Inevitably, when you're ready to try on your selections you'll be wearing clothes that are a total pain in the ass to get off.  So, you'll try to take the fewest things off as possible.  I think I can slide my jeans off over my sneakers.  But chances are you can't.  And you'll spend more time figuring that out the hard way than it would have taken you to just untie, then retie, your sneakers.  Trust me on this.  If you're anything like me, when you do finally do get the item on, you'll hate it.  However, if it's an item you didn't come shopping for, don't need and have absolutely no occasion to wear it, then, of course, you'll love it.  Either way, you lose.

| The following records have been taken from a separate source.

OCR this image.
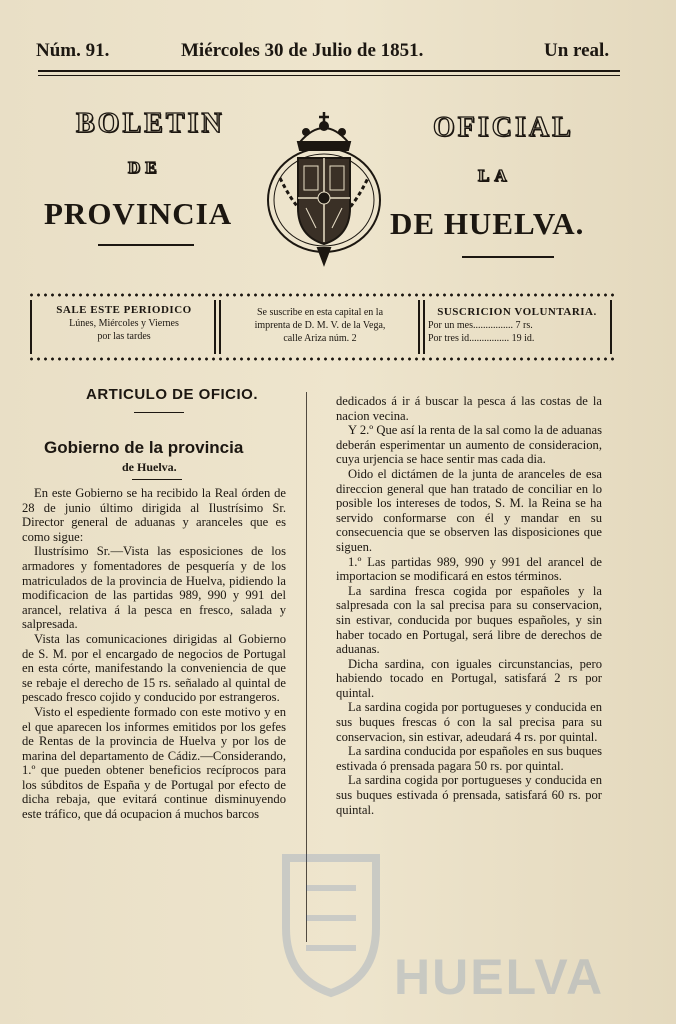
Núm. 91.	Miércoles 30 de Julio de 1851.	Un real.
BOLETIN	OFICIAL
DE	LA
PROVINCIA	DE HUELVA.
SALE ESTE PERIODICO
Lúnes, Miércoles y Viernes
por las tardes
Se suscribe en esta capital en la
imprenta de D. M. V. de la Vega,
calle Ariza núm. 2
SUSCRICION VOLUNTARIA.
Por un mes................ 7 rs.
Por tres id................ 19 id.
ARTICULO DE OFICIO.
Gobierno de la provincia
de Huelva.

En este Gobierno se ha recibido la Real órden de 28 de junio último dirigida al Ilustrísimo Sr. Director general de aduanas y aranceles que es como sigue:

Ilustrísimo Sr.—Vista las esposiciones de los armadores y fomentadores de pesquería y de los matriculados de la provincia de Huelva, pidiendo la modificacion de las partidas 989, 990 y 991 del arancel, relativa á la pesca en fresco, salada y salpresada.

Vista las comunicaciones dirigidas al Gobierno de S. M. por el encargado de negocios de Portugal en esta córte, manifestando la conveniencia de que se rebaje el derecho de 15 rs. señalado al quintal de pescado fresco cojido y conducido por estrangeros.

Visto el espediente formado con este motivo y en el que aparecen los informes emitidos por los gefes de Rentas de la provincia de Huelva y por los de marina del departamento de Cádiz.—Considerando, 1.º que pueden obtener beneficios recíprocos para los súbditos de España y de Portugal por efecto de dicha rebaja, que evitará continue disminuyendo este tráfico, que dá ocupacion á muchos barcos

dedicados á ir á buscar la pesca á las costas de la nacion vecina.

Y 2.º Que así la renta de la sal como la de aduanas deberán esperimentar un aumento de consideracion, cuya urjencia se hace sentir mas cada dia.

Oido el dictámen de la junta de aranceles de esa direccion general que han tratado de conciliar en lo posible los intereses de todos, S. M. la Reina se ha servido conformarse con él y mandar en su consecuencia que se observen las disposiciones que siguen.

1.º Las partidas 989, 990 y 991 del arancel de importacion se modificará en estos términos.

La sardina fresca cogida por españoles y la salpresada con la sal precisa para su conservacion, sin estivar, conducida por buques españoles, y sin haber tocado en Portugal, será libre de derechos de aduanas.

Dicha sardina, con iguales circunstancias, pero habiendo tocado en Portugal, satisfará 2 rs por quintal.

La sardina cogida por portugueses y conducida en sus buques frescas ó con la sal precisa para su conservacion, sin estivar, adeudará 4 rs. por quintal.

La sardina conducida por españoles en sus buques estivada ó prensada pagara 50 rs. por quintal.

La sardina cogida por portugueses y conducida en sus buques estivada ó prensada, satisfará 60 rs. por quintal.

HUELVA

CLOSE-TO-THE-END-OF-THE-POST RANT:  You might even get stuck in a dress you tried on and can't get out of without asking for assistance.  Totally a true story.   Also, your size is completely subjective depending on the store.  Like, in H&M you will wear two sizes larger than you do in any other store.  It's not you, it's them and their warped European sense of proportions.  Contrary to popular belief, Swedish women won't keep you warm at night because they have no body fat, apparently.  After all this you'll need to console yourself with a pretzel dipped in butter or ice cream.  Depending on whether you're a sweet or salty person or if it's your time of month, in which case, it's both the pretzel and the ice cream.  Also, never try on clothes when you have your period.  It never ends well.  Ever.  

When you emerge from the dressing room the attendant will take your ticket clearly marked with the number of items you took in with you.  But, she won't count the clothes you came out with.  I mean call me old fashioned, but isn't that the entire point of the ticket?  I mean, what was the point of making me feel like a shoplifter on the way in, if I don't get to prove that I'm not on the way out?

Bottom Line: Save your sanity and shop on-line.
Try things on in a dimly light room with a bottle of wine, but not when you have your period.